GLASS (15)***

Dir: M Night Shyamalan

With: James McAvoy, Bruce Willis, Samuel L Jackson

Runtime: 129 minutes

WRITER-director M Night Shyamalan's mind-bending thriller orchestrates a head-on collision of intriguing characters from his earlier features, Unbreakable and Split. As brittle and transparent as the title suggests, Glass unfolds in a menacing present day populated by super-powered heroes and villains who could be torn from the pages of a comic book. Shyamalan's confidently executed but emotionally starved conundrum pretends to defy well-worn conventions but ultimately abides by them within a narrative framework which includes an obligatory twist – the filmmaker's increasingly laboured trademark since his Oscar-nominated The Sixth Sense.Cinema audiences with limited exposure to the Marvel or DC Comics universes will be able to second-guess the writer-director's sleights of hands and will be surprised and disappointed by how linear the central plot turns out to be.Bruce Willis and Samuel L Jackson deliver muted performances in keeping with the film's largely predictable design, both fading into the background as James McAvoy reprises his show-stopping role as a killer with multiple personalities.

Beautiful Boy (15)****

Dir: Felix Van Groeningen

With: Steve Carell, Timothée Chalamet, Amy Ryan

Runtime: 120 minutes

FROM Amazon Studios and Plan B (Brad Pitt’s production company) comes this true tale of how addiction can destroy not just the victim but those who love them. Steve Carell plays David Sheff, a writer for Rolling Stone, the New York Times, and other publications. David and his estranged wife (Amy Ryan) seem to have provided the perfect upbringing for son Nic, save for living a plane journey away for each other. But they muddled through, David has married again, and the teenage Nic (Timothée Chalamet) seems to have everything: intelligence, opportunities, a place waiting for him at university, a loving family and friends. But he is addicted to booze and drugs, and no matter what his family do or try, the cycle of rehab and relapse continues to repeat itself.
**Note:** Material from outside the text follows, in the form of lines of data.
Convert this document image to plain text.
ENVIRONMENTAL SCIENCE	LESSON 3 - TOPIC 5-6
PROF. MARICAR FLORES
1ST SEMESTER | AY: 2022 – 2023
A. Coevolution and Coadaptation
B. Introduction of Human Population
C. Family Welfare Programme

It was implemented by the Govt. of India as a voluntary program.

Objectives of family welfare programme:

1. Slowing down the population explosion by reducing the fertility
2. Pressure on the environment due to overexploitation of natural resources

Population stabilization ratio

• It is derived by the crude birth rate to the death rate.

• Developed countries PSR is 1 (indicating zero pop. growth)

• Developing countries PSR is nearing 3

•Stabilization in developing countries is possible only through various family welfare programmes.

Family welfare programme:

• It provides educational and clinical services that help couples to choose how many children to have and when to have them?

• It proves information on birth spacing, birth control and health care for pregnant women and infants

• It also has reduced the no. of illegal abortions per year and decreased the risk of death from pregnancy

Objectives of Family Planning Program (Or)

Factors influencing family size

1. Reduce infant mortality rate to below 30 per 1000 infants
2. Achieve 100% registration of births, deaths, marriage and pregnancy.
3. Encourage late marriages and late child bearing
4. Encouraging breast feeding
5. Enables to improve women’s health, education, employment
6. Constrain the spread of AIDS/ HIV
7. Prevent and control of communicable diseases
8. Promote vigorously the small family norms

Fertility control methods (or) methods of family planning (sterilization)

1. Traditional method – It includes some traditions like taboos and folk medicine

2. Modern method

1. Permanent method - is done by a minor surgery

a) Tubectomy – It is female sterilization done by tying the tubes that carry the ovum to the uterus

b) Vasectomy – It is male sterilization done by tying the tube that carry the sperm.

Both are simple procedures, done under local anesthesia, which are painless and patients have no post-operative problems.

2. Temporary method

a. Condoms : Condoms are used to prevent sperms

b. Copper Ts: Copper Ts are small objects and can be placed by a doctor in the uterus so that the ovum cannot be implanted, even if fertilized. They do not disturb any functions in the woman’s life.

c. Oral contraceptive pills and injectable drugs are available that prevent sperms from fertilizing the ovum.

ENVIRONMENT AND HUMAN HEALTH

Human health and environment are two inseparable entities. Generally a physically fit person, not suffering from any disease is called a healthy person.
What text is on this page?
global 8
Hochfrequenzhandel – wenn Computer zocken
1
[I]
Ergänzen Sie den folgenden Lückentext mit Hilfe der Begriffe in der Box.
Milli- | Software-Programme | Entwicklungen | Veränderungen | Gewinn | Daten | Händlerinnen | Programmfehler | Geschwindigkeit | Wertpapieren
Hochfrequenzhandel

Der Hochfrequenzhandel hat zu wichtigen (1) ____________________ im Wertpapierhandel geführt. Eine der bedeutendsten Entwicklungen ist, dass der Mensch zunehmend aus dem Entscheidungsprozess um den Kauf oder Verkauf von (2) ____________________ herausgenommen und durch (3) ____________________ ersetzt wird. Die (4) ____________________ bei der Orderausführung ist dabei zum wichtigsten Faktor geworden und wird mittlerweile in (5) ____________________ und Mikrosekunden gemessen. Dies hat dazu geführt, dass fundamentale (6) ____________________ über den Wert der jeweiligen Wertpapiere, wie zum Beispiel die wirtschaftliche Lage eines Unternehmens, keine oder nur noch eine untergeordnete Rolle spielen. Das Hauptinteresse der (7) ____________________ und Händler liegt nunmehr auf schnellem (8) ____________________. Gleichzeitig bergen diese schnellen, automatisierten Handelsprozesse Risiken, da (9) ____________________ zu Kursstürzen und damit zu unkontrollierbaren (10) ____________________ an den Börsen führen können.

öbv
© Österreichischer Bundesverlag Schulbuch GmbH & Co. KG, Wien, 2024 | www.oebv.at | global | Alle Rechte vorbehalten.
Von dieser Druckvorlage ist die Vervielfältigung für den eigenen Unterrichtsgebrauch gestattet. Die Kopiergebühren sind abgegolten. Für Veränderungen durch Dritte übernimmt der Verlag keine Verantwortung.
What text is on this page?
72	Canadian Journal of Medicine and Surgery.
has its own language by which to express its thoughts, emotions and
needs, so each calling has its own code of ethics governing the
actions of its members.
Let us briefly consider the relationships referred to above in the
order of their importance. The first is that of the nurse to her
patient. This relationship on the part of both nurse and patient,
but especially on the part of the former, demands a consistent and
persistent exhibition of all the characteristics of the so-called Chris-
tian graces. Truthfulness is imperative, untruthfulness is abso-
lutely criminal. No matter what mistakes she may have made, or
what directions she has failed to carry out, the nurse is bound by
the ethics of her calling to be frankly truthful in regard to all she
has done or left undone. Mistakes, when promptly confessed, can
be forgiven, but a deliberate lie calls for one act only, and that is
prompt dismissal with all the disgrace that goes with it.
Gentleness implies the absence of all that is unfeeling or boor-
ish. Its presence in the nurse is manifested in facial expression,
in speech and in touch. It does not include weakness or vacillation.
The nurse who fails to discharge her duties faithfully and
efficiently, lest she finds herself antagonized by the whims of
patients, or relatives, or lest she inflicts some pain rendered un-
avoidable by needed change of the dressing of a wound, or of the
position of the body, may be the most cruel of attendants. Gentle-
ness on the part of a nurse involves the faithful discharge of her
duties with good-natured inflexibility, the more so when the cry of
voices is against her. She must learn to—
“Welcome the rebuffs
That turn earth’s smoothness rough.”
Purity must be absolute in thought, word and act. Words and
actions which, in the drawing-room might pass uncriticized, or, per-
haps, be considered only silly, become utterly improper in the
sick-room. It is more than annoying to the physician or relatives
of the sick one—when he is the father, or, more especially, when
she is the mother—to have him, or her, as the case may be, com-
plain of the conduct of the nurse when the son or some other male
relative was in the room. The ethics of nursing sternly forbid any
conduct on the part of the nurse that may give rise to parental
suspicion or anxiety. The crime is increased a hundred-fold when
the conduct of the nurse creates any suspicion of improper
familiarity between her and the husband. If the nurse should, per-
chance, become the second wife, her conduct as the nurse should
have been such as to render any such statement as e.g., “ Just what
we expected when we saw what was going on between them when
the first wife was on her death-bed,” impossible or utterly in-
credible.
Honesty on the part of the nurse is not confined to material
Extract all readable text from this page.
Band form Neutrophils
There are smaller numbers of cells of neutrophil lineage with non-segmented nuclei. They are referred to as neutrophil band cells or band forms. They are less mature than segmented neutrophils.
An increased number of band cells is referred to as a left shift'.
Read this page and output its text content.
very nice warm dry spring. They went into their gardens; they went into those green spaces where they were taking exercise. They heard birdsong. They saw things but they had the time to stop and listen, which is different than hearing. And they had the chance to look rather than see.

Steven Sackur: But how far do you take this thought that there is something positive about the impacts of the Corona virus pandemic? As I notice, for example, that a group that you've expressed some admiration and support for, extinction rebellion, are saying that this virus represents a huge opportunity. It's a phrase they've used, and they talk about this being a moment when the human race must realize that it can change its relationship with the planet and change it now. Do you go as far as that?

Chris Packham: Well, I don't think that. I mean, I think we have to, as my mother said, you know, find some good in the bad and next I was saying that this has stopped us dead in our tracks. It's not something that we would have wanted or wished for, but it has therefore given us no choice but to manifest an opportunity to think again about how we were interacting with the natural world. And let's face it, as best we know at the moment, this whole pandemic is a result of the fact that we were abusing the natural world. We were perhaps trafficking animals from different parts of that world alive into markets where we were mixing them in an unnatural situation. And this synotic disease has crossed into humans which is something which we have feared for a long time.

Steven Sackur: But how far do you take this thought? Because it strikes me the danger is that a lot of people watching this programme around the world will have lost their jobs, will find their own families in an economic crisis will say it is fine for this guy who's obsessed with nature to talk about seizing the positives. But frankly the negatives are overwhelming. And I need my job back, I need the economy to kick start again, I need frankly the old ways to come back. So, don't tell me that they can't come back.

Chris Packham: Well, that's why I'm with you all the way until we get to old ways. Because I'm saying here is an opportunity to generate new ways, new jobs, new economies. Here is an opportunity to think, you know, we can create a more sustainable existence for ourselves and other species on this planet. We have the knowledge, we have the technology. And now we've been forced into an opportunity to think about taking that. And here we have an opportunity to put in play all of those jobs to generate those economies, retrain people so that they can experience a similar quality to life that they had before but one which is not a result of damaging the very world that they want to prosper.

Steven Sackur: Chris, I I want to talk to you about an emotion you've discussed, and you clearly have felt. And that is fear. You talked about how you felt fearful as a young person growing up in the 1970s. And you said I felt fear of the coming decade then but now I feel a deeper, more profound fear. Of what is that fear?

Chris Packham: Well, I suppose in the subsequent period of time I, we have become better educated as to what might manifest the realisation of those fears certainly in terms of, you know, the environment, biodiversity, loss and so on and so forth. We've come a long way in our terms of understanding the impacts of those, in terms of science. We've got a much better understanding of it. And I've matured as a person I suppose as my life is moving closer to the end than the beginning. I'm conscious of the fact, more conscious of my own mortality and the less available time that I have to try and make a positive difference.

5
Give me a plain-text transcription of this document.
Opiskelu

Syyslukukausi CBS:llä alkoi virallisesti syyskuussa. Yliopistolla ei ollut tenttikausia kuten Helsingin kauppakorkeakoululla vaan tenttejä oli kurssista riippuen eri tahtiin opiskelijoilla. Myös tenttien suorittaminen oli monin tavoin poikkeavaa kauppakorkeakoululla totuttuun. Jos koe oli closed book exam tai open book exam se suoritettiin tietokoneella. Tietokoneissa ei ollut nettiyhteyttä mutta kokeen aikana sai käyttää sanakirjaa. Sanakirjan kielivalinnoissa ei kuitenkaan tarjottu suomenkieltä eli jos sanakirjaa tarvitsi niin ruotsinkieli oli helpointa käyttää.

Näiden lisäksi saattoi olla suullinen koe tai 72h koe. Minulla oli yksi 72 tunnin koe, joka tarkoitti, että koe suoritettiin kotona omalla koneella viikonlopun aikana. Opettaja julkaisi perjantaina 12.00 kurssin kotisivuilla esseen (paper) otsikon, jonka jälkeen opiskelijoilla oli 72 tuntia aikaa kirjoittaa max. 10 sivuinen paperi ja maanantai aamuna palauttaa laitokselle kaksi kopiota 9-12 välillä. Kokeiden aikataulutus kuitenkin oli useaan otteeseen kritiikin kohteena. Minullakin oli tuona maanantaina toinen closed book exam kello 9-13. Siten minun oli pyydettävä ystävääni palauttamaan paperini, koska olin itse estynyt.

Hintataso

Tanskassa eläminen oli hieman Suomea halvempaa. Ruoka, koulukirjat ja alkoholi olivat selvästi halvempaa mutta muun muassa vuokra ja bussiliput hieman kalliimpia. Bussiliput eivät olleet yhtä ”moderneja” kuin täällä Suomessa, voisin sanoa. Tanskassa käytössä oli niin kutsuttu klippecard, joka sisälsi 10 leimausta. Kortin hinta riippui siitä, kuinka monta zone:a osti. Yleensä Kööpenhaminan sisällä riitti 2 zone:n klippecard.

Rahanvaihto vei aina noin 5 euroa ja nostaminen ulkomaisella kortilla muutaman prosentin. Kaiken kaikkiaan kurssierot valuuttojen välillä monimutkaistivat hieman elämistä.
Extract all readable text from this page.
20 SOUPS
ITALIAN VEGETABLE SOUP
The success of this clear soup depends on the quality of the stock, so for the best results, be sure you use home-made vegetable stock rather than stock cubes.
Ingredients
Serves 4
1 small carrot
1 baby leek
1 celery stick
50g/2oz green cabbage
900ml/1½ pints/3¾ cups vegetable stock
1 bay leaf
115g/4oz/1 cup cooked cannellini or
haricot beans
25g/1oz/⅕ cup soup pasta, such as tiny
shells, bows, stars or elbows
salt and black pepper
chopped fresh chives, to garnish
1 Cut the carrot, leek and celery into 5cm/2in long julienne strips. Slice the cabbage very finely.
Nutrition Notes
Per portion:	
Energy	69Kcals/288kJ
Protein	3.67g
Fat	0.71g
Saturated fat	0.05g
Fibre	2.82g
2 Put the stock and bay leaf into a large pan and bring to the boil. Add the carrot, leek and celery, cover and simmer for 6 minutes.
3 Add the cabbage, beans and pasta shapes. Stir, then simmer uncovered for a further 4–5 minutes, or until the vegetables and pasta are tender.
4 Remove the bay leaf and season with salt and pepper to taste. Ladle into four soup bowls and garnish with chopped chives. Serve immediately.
Felix Van Groeningen’s drama does well to capture the family’s despair, and both Carell and Chalamet turn in rounded, thoughtful performances that avoid the usual cliches surrounding addiction. For most of the running time the film, based on books by father and son, is commendable for its honesty, only becoming a let down with the rather rushed, manipulative ending. Chalamet, Oscar-nomination for Call Me By Your Name last year, deserves another nod this time.